Unless the writing is completely legible and usually modern, even advanced Optical Character Recognition (OCR) systems give rise to transcription problems and provide results with many errors that need to be edited afterwards, a time-consuming process.

The Computational Perception and Learning Research Group in the Computer Languages and Systems Department at the Universitat Jaume I, in collaboration with the Universidad Politécnica de Valencia, have developed a new assisted system for the transcription of written text called 'State',  a transcription system that integrates a series of tools with which images can be processed in order to remove noise and clean up the original image.

State system document transcription OCR
State is a new assisted system for the transcription of written text.  Credit: Universitat Jaume I
With State, the page structure can be detected, the text can be recognized and mistakes can be quickly and easily edited with interactive tools such as an electronic pen applied directly on the text.
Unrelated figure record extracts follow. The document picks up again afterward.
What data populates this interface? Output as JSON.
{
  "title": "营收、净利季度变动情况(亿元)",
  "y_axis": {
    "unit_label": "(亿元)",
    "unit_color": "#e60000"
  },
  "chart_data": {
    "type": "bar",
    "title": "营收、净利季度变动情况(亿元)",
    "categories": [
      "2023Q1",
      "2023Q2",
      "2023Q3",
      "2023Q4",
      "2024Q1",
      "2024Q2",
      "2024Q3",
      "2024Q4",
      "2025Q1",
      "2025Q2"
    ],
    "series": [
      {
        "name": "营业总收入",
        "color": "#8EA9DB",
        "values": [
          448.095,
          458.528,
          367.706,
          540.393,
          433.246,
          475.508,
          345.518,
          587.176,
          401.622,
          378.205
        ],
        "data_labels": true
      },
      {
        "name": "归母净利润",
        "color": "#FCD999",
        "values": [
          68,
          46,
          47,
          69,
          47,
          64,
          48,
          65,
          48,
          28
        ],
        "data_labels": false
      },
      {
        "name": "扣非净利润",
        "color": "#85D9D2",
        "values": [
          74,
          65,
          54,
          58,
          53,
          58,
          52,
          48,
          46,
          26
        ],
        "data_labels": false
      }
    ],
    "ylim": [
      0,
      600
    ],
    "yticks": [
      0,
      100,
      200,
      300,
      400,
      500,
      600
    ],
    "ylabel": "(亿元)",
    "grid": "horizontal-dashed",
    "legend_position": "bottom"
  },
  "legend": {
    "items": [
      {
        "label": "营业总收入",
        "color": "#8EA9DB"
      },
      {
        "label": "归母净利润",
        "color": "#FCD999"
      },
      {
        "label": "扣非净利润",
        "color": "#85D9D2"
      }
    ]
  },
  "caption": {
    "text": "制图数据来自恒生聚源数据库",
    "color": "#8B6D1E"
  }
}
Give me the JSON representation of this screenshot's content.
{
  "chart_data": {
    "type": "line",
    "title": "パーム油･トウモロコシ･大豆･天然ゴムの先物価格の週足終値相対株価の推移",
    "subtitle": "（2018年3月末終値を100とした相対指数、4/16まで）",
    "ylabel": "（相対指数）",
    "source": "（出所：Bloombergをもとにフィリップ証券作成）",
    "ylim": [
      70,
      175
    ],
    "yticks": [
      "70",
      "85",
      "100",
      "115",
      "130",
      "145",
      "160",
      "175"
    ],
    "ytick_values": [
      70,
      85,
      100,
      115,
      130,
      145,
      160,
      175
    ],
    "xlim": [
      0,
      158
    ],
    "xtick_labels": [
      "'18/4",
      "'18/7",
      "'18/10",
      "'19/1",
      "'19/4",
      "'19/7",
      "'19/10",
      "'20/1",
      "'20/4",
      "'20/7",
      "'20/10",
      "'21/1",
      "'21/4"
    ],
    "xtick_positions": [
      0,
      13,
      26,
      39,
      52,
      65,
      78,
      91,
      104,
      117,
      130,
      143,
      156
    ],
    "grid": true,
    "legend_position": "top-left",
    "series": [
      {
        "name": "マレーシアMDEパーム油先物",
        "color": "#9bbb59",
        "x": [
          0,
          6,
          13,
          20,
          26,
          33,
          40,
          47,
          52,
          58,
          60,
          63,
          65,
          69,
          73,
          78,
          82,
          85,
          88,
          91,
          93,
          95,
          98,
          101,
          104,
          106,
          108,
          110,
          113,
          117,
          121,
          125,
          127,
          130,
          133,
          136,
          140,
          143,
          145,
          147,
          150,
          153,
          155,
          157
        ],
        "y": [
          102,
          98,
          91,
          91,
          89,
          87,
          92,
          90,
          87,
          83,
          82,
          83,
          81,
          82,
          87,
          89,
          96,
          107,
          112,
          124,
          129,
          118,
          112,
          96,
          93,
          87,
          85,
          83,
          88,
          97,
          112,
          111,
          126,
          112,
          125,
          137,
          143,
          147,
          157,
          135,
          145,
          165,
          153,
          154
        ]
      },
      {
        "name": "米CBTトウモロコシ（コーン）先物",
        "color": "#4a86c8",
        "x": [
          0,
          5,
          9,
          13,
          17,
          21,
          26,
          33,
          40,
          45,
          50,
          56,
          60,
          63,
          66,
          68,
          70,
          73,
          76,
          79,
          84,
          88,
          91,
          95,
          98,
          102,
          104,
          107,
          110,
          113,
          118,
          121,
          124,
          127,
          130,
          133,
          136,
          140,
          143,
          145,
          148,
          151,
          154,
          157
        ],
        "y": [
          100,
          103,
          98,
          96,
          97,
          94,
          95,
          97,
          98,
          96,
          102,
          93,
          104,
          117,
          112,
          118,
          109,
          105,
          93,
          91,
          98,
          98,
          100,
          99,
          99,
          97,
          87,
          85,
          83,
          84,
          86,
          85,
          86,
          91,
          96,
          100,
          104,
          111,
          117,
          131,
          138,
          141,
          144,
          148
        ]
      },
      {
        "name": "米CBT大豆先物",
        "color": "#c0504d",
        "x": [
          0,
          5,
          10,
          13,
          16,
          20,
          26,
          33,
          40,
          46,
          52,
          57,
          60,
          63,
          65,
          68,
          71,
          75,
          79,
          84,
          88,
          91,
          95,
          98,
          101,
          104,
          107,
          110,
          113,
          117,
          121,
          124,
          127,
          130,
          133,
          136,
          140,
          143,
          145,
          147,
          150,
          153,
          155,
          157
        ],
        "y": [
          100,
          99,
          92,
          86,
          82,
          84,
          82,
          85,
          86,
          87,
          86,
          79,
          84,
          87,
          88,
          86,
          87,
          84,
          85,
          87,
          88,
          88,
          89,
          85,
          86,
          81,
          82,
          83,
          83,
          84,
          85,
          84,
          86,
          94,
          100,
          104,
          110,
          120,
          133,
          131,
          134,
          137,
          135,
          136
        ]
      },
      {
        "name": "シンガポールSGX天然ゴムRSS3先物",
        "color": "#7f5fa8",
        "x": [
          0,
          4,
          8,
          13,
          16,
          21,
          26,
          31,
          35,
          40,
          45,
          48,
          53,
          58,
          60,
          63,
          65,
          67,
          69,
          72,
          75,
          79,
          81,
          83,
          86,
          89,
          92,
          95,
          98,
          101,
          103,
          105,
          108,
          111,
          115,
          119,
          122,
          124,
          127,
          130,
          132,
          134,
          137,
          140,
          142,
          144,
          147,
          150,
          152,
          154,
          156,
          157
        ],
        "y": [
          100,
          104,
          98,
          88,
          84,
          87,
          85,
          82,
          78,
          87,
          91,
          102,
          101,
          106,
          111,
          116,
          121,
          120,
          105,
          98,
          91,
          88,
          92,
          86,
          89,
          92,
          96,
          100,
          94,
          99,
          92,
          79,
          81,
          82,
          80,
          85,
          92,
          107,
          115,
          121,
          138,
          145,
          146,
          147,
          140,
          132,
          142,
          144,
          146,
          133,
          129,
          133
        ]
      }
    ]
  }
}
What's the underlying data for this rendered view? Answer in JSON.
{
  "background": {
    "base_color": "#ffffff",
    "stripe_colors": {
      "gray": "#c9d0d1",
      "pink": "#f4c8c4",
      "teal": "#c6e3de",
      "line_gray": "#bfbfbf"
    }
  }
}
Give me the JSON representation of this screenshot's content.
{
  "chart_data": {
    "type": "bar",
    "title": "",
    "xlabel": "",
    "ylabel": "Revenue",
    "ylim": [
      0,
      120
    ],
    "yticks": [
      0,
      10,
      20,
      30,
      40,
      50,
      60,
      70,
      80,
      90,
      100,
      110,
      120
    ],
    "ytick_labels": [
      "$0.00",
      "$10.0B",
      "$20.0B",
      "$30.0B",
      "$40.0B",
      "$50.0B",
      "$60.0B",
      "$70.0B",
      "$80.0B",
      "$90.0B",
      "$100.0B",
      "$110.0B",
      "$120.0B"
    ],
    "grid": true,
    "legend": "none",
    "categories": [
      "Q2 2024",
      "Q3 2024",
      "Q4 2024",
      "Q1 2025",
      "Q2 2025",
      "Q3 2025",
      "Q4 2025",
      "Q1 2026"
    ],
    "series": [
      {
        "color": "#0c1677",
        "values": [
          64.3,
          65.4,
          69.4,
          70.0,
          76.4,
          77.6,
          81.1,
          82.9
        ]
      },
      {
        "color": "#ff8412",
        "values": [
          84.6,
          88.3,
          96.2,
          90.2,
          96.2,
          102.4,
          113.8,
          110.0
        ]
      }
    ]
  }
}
Andrés Marzal, one of the researchers in the project, says,“It is a practical solution to the problem of a supervised transcription, since it shortens the most time-consuming phase, that is, editing the automatic transcription so that it is true to the original.”

The researchers say State makes it possible to save up to 50% of the time devoted to transcribing and correcting ancient texts and manuscripts, depending on the error rate offered by the OCR used, which means many hours in the case of digitisation of large documentary resources.

One of the main contributions of State is the architecture of the system: the recognition engine is run in a machine different to that of the users, who connect to it simultaneously through the Internet and access the recognition engine via a web service to which they subscribe in order to obtain transcriptions on demand. Another advantage of this new system is the use of an adaptive server, that is, one that learns from examples. A natural work method consists in sending what one of the transcribers considers to be worth learning to the server, which can generate an improved version of the OCR that is immediately made available to all users.

“This is a very flexible and changeable tool because during one single session it allows users to connect to several recognition engines or to adapt the engine to the features of a specific document. It also offers business models in which invoicing is carried out in terms of transcription workflow,” Andrés Marzal points out.

Finally, researchers have also worked on a multimodal interface to make it easier for transcribers to handle this tool. Although the current version is used with a mouse, a keyboard and a pen-sensitive screen, plans have been developed for other interaction devices to be incorporated. “Interaction must be as natural as possible, particularly given the fact that users can work for several hours a day. Offering an intuitive interface is a must,” the researcher explains.

The prototype designed by researchers is an alpha version, so it can already be used. In fact, it has been recently installed in the Miguel de Cervantes Virtual Library and will be used in the Jaume I Archive for transcribing ancient documents.

As a new line of work, the Computational Perception and Learning Research Group at the UJI is considering the implementation of other OCRs specialised in certain kinds of typography that are frequent in ancient texts. In the medium term, new devices are also expected to be incorporated into the application, including touch or multitouch screens or voice.

“We have to head towards what technology offers us at a reasonable price: touch-sensitive screens or the incorporation of voice for executing commands,” says Marzal.